The Homeward Bounders

The Homeward Bounders, by Diana Wynne Jones
"You are now a discard. We have no further use for you in play. You are free to walk the Bounds as you please, but it will be against the rules for you to enter play in any world. To ensure you keep this rule, you will be transferred to another field of play every time a move ends in the field where you are.  The rules also state that you are allowed to return Home if you can.  If you succeed in returning Home, then you may enter play again in the normal manner."
This is one of DWJ's older and lesser-known books, but I wish it would come back into print again; it's a great story.  Jamie is a tough Victorian city kid who likes to explore, and he pokes around a little too much.  He finds Them, who play his world as a game and impose rules on it, and They discard Jamie, telling him that he must wander the Bounds forever, unless he can find his way home.  He finds himself an exile, thrown from world to world.  He meets other wanderers--some of them legendary.  Jamie eventually teams up with Helen, who has been raised in the temple of Uquar in her particularly horrible world.  They meet Joris, a slave and a demon-hunter, and they start to realize that together they might be able to fight Them.
"There are no rules--only principles and natural laws." 
Because it is DWJ Month, I'll try to tell you why I think this book is so great, but I always find it hard to describe why DWJ is so cool.   First, the concept is a great idea, and it's developed in the signature DWJ style where she makes you work to understand what's going on.  Then she throws a bunch of different people into the mix; all the characters have very definite personalities (another trademark) and they come at the situation from--literally--different angles to solve it.  And the thing about DWJ is how she used straightforward, fairly simple language (I think I've seen it called deceptively simple) to evoke a lot of very different, very intense feelings and reactions.  There is always a surprising amount of insight packed into a small space, in a format you might not expect.
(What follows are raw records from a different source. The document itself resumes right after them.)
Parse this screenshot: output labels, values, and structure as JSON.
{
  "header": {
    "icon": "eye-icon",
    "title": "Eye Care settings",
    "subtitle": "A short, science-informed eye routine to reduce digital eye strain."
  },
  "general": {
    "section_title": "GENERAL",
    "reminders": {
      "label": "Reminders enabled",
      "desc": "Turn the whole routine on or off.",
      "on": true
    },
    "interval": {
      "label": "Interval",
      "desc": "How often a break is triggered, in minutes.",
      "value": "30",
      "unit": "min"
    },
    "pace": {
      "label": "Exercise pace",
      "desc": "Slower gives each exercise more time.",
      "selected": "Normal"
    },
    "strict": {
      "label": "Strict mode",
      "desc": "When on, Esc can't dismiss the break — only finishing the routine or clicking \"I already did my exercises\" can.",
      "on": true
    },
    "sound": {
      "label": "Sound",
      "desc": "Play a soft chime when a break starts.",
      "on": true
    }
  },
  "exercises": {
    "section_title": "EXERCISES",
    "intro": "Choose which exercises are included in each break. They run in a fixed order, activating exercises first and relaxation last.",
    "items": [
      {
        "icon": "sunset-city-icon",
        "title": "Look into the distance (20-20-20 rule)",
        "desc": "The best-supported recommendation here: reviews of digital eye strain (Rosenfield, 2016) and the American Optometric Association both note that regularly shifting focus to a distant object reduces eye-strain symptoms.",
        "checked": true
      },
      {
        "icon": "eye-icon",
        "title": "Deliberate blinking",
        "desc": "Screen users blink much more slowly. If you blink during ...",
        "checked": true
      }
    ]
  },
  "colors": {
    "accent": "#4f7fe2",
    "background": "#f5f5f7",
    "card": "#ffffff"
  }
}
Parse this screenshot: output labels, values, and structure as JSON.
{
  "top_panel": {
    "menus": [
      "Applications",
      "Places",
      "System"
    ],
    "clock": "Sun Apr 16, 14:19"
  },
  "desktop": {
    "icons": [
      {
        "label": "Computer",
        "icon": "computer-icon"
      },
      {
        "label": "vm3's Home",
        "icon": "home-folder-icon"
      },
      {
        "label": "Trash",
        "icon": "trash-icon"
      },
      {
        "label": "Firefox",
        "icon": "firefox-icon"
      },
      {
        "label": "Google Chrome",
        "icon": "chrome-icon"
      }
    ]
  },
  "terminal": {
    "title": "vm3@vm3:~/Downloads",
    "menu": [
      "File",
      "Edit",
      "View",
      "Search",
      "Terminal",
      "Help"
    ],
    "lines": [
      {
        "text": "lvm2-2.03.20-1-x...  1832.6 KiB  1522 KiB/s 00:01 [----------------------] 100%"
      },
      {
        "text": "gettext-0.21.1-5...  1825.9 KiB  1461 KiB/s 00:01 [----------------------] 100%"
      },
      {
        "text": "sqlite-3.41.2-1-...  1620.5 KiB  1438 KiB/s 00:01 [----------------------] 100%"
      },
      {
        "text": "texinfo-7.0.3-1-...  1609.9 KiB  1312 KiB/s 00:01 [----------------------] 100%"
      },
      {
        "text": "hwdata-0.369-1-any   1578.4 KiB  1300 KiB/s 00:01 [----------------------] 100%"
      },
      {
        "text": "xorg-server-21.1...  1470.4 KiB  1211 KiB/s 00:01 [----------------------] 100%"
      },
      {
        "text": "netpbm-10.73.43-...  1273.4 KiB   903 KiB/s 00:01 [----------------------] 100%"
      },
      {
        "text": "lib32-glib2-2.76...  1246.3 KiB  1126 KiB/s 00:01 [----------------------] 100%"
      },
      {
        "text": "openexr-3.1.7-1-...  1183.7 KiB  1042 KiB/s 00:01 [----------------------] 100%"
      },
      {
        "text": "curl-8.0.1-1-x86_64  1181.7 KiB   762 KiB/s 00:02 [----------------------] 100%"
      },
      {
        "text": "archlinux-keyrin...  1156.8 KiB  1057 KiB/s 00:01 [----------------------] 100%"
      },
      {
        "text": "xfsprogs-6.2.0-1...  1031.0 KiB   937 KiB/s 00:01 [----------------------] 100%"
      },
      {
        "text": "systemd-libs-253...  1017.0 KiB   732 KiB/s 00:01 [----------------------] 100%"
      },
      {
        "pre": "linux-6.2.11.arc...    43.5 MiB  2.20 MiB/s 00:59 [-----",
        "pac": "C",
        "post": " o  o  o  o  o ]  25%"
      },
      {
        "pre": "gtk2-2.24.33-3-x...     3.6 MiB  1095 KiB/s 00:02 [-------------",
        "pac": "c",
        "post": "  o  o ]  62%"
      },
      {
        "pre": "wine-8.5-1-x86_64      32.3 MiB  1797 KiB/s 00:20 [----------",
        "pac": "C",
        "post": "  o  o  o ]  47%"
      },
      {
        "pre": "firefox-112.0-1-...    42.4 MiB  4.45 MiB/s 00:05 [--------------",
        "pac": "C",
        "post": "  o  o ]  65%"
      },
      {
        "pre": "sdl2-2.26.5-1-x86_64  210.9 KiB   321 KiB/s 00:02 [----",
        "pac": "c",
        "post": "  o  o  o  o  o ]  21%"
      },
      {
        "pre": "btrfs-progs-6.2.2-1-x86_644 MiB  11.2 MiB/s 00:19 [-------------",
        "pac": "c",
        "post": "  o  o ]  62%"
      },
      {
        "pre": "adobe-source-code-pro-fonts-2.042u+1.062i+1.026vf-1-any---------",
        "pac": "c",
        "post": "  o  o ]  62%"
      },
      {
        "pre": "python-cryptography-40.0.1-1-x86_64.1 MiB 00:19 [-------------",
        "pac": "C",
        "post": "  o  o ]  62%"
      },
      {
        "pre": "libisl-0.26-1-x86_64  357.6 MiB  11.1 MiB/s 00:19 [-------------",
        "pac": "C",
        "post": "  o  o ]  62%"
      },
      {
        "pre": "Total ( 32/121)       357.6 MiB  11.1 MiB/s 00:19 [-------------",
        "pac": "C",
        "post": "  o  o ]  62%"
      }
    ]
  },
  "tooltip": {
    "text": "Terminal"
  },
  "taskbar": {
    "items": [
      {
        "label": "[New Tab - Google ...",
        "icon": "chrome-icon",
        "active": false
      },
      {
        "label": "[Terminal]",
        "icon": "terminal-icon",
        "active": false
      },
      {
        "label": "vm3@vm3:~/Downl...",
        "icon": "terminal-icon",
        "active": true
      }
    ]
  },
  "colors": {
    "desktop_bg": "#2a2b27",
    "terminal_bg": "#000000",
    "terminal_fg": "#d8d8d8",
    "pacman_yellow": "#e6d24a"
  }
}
This image I've used for the cover is one of the better Homeward Bounders covers--it's the one I own, which I picked up in the UK in 1996.  Most of them are hideous.  DWJ did seem to suffer from rotten covers more than her fair share of the time--I suspect a mixture of the era (a lot of her books were published in the 1980s) and the inherent difficulty of producing a really good illustration of stories as unusual and weird as hers usually were.  The more recent covers are often much better, and that might be partly because they tend to be more decoratively abstract instead of trying to illustrate a scene.  We should have a post on covers!
"But you wouldn't believe how lonely you get."


  1. I need to reread this one. I remember it affecting me quite a bit.